It seems counterintuitive to say the least, given how much havoc demon alcohol can wreak in one's personal life. But according to science, one key to a happy and long-lasting marriage is poured over the rocks … or up, or neat, or whatever suits you really.
In fact, a new study published in the Journals of Gerontology asked over 4,000 participants married 33 years or more how many times per week they drank, what they drank and how much they consumed in relation to their satisfaction with their marriage.
And lo and behold, couples in which both partners were knockin’ ‘em back reported higher levels of satifaction. (Maybe they were too boozed up to know how misterable they were?) The amount of alcohol, the type, and the frequency of consumption did not conclusively affect the quality of the relationship. It just came down to whether both partners drank or just one did.
Indeed, couples in which one partner was a teetotaler and the other a lush didn't fare well at all. Whereas if both partners abstained, their relationships tended to be better.

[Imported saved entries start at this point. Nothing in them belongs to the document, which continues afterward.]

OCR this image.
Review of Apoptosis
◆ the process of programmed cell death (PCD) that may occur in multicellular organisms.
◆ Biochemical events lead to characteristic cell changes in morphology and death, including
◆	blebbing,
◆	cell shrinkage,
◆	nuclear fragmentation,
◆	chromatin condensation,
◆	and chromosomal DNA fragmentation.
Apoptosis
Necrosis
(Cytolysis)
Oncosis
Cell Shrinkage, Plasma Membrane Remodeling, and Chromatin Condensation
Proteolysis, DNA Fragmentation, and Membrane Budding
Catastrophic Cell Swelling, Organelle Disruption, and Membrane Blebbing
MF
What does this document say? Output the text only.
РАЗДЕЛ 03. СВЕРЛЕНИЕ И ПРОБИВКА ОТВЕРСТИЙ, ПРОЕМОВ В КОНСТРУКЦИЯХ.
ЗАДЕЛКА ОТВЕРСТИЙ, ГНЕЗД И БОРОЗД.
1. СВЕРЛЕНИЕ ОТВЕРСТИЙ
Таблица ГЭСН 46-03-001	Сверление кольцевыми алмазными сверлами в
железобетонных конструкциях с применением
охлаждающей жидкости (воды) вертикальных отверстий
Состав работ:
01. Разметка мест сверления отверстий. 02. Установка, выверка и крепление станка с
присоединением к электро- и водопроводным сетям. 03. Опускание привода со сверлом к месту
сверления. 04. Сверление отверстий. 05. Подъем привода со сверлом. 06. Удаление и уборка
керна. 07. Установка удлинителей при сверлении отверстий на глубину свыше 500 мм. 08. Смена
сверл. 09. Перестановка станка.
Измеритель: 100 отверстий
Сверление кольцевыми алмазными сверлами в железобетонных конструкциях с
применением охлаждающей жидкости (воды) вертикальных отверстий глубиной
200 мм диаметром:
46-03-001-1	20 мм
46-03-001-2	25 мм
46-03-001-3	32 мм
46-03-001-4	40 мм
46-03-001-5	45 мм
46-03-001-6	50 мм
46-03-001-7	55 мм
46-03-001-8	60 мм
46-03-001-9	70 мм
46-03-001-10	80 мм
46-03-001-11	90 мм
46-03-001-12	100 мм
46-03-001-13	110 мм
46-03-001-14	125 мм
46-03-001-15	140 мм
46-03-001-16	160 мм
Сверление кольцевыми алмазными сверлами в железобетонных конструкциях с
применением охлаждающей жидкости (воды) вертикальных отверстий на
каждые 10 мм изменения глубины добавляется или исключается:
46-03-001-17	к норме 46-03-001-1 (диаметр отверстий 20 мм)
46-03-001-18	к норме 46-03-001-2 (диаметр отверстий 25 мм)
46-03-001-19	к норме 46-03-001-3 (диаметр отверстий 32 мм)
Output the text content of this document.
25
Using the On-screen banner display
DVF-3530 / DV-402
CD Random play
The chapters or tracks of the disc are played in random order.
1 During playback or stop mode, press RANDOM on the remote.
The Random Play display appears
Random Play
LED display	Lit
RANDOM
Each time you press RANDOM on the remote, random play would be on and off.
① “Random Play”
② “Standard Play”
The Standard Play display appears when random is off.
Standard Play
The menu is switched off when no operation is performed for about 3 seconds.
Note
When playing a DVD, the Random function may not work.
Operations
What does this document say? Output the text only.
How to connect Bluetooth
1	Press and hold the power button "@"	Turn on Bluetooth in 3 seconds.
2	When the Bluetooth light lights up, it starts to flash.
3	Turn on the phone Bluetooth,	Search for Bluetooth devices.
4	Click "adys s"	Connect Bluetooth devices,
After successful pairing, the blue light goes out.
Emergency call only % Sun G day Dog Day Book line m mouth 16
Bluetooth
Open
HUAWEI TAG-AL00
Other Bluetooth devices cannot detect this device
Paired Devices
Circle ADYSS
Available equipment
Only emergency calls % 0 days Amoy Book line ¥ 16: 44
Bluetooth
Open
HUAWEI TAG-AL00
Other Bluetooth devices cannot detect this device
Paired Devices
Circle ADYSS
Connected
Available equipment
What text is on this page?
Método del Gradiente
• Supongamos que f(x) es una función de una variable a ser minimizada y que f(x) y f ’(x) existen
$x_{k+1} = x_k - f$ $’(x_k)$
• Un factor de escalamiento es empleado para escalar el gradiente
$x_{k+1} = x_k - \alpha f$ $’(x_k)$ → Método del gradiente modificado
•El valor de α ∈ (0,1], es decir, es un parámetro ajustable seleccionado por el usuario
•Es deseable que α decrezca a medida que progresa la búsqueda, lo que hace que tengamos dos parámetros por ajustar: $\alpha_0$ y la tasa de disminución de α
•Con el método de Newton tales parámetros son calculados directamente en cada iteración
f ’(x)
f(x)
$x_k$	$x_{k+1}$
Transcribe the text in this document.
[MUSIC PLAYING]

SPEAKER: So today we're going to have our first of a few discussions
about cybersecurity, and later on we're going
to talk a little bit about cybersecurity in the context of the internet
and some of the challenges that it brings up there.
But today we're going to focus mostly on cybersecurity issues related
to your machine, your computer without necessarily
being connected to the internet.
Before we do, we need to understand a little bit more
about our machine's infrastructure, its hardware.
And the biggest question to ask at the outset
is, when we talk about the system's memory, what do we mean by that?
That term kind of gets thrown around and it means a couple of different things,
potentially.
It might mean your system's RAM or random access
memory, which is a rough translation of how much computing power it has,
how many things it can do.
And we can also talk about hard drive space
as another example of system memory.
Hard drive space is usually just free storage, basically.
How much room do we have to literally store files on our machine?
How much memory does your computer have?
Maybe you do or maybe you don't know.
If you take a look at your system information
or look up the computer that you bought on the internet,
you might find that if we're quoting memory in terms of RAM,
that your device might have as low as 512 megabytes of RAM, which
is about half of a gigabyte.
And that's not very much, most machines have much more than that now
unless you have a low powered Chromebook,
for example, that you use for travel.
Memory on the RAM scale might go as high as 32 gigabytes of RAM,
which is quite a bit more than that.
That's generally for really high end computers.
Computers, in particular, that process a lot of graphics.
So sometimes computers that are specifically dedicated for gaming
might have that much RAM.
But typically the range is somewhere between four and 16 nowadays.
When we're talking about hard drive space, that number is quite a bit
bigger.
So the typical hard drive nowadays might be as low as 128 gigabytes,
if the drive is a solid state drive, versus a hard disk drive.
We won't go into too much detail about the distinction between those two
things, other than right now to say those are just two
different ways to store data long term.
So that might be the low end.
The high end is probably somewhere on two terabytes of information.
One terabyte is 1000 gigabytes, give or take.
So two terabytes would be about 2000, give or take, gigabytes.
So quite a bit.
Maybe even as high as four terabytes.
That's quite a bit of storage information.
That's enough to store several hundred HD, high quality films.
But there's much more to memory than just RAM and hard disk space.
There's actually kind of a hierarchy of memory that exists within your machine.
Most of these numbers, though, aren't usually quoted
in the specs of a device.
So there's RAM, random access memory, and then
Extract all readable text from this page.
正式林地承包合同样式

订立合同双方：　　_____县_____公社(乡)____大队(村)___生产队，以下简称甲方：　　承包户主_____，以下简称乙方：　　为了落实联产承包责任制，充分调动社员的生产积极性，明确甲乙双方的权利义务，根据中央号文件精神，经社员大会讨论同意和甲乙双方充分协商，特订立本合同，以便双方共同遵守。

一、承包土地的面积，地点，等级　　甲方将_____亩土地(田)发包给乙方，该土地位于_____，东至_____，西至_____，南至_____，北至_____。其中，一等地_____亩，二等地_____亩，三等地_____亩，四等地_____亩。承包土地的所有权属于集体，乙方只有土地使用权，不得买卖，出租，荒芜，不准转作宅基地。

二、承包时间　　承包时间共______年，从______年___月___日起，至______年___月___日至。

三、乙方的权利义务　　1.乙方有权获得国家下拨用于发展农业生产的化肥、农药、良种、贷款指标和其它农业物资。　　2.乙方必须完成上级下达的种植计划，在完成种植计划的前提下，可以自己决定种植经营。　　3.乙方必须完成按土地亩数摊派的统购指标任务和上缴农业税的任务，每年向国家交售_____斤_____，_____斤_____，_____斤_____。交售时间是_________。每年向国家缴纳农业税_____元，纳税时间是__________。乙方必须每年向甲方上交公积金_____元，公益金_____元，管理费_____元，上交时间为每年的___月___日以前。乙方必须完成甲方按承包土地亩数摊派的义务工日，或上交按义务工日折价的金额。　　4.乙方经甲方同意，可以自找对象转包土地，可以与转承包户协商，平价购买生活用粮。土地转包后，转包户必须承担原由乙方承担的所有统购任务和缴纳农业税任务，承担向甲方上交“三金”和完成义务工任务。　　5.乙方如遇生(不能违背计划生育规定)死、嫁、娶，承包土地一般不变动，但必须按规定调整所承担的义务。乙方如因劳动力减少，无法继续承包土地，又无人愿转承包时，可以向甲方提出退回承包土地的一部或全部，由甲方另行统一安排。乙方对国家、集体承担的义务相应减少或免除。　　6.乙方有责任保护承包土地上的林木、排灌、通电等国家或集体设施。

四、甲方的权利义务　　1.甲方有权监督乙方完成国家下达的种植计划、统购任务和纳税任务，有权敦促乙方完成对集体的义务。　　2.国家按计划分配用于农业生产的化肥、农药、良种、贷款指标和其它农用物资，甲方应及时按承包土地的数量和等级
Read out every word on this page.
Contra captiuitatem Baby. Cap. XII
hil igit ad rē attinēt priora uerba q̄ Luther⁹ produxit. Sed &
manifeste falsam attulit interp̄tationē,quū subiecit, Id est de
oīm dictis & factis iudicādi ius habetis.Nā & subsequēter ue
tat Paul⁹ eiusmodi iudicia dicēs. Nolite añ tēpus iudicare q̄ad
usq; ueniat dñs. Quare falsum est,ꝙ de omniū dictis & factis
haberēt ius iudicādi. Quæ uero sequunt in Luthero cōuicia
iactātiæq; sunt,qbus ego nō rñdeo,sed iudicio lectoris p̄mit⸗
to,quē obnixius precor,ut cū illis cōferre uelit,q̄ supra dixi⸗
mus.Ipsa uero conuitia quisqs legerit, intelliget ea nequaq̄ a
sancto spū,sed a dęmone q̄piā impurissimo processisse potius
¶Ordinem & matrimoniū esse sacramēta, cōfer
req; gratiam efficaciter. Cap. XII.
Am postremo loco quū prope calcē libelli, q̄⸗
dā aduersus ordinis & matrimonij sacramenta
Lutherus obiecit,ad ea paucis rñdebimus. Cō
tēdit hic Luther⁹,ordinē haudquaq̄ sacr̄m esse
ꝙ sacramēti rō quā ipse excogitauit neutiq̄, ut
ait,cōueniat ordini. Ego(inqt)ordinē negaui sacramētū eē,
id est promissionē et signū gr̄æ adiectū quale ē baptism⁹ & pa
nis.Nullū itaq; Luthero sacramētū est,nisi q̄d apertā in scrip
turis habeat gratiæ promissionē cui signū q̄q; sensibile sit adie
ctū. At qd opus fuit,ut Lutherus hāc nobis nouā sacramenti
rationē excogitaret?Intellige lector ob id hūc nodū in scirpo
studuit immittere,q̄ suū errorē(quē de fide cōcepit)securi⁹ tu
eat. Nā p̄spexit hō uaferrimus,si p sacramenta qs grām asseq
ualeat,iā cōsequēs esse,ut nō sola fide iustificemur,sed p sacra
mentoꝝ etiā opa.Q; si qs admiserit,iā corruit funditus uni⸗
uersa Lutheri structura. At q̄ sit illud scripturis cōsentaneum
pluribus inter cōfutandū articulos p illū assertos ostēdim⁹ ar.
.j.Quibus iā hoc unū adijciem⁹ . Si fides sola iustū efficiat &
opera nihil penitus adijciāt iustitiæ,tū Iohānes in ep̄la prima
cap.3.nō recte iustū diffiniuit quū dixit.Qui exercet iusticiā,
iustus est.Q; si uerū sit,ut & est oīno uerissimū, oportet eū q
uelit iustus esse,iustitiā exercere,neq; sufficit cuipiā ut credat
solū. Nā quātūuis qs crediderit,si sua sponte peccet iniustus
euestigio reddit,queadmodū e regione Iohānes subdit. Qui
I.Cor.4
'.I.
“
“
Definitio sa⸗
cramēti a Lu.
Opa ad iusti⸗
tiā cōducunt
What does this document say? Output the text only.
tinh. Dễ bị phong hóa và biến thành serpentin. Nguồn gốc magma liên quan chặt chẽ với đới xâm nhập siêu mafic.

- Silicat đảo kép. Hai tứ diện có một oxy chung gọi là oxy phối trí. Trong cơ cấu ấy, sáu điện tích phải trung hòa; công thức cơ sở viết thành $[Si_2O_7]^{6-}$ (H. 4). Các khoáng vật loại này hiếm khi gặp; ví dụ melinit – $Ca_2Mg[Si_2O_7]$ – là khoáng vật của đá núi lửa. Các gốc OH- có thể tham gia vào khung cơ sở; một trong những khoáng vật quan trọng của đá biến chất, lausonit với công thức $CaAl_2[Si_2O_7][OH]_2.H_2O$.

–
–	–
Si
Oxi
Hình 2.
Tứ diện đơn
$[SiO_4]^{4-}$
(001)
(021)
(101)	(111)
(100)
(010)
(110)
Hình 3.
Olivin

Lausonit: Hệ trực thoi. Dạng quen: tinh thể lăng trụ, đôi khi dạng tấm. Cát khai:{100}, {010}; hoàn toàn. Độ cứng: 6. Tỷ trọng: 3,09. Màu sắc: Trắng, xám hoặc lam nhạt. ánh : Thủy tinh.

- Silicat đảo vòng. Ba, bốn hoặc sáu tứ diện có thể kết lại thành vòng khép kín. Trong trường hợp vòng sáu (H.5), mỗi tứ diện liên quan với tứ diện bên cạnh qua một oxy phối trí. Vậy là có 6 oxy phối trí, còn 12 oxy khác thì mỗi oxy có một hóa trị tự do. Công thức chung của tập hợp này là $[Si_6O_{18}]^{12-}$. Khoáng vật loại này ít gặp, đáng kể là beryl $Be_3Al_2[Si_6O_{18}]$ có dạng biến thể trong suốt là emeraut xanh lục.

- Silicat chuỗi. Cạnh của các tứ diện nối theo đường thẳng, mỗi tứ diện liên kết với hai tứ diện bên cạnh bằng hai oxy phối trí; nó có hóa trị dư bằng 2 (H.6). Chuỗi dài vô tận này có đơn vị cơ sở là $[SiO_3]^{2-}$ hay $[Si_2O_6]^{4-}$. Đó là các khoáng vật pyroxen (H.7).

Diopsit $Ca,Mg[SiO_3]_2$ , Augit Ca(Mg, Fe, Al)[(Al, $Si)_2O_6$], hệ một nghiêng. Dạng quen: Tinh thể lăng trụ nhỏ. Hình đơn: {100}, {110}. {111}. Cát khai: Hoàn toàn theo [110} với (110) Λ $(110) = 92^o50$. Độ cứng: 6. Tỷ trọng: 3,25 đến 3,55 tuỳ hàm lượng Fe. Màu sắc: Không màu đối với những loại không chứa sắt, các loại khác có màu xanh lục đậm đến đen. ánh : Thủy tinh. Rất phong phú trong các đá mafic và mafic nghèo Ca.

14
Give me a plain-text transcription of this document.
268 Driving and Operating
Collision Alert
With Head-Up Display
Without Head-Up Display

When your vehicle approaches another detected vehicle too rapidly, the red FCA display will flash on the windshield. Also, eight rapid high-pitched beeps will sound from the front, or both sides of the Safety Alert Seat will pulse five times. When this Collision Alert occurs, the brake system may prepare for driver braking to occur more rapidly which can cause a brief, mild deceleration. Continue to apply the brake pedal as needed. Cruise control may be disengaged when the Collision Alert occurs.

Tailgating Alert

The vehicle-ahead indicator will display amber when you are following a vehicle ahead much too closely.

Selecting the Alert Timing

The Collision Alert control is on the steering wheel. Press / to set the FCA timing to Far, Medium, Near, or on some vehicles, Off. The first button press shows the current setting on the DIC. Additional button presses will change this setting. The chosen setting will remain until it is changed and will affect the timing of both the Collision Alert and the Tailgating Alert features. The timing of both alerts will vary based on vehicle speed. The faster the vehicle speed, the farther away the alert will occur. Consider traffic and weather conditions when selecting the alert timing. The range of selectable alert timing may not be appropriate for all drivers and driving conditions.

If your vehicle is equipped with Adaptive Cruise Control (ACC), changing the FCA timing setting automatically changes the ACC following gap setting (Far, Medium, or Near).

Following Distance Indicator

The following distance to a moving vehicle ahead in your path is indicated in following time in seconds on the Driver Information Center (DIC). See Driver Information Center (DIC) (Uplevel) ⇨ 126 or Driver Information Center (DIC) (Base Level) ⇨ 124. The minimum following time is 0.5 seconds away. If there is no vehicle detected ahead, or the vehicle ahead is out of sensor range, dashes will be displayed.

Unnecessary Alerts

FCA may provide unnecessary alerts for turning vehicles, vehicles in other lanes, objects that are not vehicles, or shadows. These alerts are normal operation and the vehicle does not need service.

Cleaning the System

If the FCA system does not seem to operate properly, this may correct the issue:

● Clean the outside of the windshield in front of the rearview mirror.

Then again, maybe we didn't need science to tell us that similar interests make people compatible. If one partner likes metal music and the other is more of a classic rock fan, at some point that pairing could become insufferable for both parties. Whereas, if they are both Third Eye Blind megafans, then at the expense of your neighbor’s ear drums, they are likely to be quite happy together.
Accordingly, the study's findings make perfect sense. If you’ve ever been the sober one amidst your drunken friends and thought, “How in God’s name do I hang out with these animals,” they definitely make sense.